Guadalupe: Wedding Day

Newlyweds emerge from the cathedral

If you like religious art, the Ex-Convento de Guadalupe is the place to go. It’s a 30-minute bus ride from Plaza Bicentenario in Zacatecas. Bus fare is 5.5 pesos (39 US cents), and admission to the museum is 41 pesos (not quite US $3). You can sail through the museum and give everything a cursory once-over, or you can examine each painting and artifact carefully and spend hours in the place. The choice is yours.
Somewhere on the second floor, I am surprised by a sudden blast of mariachi music—live music. There is a little glassed-in alcove where I can look into the cathedral, and I see a wedding in progress. When I finish my tour of the museum, I decide to stick around for the end of the wedding. Maybe I can get a few photographs.

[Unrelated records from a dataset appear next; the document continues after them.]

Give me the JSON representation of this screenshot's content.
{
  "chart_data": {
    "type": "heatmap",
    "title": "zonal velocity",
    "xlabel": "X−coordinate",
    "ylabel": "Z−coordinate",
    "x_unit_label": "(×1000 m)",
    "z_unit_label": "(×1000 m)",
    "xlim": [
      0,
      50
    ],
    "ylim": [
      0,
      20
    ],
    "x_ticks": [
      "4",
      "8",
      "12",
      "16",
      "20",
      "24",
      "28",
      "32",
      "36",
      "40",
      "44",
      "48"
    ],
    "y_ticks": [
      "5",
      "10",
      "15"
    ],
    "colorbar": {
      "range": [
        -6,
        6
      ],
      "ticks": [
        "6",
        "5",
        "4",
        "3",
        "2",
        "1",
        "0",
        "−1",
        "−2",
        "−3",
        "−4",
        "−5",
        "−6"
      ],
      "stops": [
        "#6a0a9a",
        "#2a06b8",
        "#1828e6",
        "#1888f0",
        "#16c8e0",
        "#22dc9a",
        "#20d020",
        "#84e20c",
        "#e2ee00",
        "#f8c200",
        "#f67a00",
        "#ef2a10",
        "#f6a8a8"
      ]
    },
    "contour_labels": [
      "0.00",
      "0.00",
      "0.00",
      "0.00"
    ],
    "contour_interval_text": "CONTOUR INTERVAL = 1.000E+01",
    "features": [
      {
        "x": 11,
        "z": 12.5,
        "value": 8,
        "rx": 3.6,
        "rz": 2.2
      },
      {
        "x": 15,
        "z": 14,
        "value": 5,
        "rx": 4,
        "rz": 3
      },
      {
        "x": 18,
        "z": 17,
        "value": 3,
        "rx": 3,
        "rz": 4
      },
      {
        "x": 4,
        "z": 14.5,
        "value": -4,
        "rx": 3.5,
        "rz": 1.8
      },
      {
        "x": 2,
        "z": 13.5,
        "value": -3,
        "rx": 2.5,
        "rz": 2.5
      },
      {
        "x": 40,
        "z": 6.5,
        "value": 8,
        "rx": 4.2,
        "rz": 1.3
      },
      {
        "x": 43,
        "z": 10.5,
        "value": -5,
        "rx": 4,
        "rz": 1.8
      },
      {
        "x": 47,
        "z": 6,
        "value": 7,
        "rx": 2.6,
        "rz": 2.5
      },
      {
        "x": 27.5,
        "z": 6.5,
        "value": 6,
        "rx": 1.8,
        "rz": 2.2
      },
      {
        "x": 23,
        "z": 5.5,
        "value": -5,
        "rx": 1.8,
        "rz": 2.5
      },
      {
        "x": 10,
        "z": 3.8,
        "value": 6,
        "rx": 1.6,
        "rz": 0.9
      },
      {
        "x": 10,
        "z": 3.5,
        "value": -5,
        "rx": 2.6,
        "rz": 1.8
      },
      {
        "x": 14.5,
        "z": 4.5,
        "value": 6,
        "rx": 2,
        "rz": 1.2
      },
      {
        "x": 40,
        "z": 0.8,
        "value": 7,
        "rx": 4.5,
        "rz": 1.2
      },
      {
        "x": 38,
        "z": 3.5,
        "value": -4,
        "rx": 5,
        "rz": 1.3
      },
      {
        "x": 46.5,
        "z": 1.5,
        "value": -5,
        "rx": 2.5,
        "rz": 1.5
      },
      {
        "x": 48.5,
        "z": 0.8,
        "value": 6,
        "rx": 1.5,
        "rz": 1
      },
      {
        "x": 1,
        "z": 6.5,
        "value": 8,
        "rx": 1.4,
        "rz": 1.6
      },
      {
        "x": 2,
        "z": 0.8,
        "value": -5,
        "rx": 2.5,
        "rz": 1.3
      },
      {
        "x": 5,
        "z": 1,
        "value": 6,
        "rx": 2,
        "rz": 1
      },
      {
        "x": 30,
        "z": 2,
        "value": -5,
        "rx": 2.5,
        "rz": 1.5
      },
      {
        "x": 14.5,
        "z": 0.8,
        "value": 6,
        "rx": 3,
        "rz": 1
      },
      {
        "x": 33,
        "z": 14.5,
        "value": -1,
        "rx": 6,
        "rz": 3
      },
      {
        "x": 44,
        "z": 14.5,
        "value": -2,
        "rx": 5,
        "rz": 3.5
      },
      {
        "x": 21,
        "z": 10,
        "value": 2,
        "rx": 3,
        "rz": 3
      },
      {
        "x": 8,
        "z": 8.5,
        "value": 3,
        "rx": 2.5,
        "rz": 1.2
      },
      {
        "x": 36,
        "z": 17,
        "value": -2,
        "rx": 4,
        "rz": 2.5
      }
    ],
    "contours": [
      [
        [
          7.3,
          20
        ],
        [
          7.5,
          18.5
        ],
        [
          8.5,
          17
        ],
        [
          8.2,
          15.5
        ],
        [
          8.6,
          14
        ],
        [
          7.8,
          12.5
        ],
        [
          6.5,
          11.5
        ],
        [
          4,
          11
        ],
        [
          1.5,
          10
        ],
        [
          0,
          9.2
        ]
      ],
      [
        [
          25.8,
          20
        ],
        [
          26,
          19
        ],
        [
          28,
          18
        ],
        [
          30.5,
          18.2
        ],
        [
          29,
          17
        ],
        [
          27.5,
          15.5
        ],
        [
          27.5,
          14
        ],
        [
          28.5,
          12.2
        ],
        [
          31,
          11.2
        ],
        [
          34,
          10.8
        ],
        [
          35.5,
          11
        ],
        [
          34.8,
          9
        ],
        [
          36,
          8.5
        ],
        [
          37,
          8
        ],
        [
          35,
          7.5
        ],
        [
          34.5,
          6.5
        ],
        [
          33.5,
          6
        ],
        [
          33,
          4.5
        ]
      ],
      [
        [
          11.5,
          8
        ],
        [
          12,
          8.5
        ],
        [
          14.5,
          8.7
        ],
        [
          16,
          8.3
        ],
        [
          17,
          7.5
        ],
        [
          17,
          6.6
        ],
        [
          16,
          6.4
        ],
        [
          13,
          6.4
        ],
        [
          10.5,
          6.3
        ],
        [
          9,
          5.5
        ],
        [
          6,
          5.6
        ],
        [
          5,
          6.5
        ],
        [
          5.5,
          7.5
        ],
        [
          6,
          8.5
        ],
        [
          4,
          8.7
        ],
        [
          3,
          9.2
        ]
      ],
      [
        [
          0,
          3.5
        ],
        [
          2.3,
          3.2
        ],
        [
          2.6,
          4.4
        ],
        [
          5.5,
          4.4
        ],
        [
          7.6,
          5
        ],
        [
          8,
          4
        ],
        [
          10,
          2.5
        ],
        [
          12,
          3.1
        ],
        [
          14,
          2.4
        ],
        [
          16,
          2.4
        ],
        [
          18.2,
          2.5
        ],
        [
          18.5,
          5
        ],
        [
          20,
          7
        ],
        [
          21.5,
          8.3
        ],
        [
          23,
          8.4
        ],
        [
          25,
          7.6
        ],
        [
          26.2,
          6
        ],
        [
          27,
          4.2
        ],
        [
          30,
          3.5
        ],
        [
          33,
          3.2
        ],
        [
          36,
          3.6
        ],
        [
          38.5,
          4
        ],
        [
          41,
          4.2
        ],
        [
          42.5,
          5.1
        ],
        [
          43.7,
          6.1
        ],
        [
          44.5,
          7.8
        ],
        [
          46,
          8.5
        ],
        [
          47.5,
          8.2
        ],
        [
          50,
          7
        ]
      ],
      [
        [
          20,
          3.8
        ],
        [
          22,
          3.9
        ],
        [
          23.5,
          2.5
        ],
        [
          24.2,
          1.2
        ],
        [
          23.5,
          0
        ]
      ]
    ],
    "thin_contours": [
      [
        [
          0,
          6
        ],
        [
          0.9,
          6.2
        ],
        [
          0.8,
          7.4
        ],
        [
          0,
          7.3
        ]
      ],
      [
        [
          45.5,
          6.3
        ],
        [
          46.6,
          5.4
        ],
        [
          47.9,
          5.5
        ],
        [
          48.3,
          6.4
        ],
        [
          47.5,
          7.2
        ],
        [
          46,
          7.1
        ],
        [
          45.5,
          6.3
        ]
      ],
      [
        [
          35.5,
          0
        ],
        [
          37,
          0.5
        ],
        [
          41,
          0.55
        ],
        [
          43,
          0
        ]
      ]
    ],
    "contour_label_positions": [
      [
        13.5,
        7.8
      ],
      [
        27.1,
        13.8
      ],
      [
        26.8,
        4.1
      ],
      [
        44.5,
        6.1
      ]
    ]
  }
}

In blue jeans and sneakers, I am hardly dressed for a wedding. I feel like I’m living the biblical parable about the guy who shows up at a wedding without the proper attire. The king is offended, and orders the intruder to be thrown out into the darkness where “there shall be weeping and gnashing of teeth.” (You can read the story in Matthew 22.)
I hover near the entrance to the cathedral for at least 45 minutes, waiting for the wedding to end. No one asks me to leave, so I stay, and snap photo after photo, and I give thanks once again for the multitude of ways the people of Mexico welcome strangers into their midst.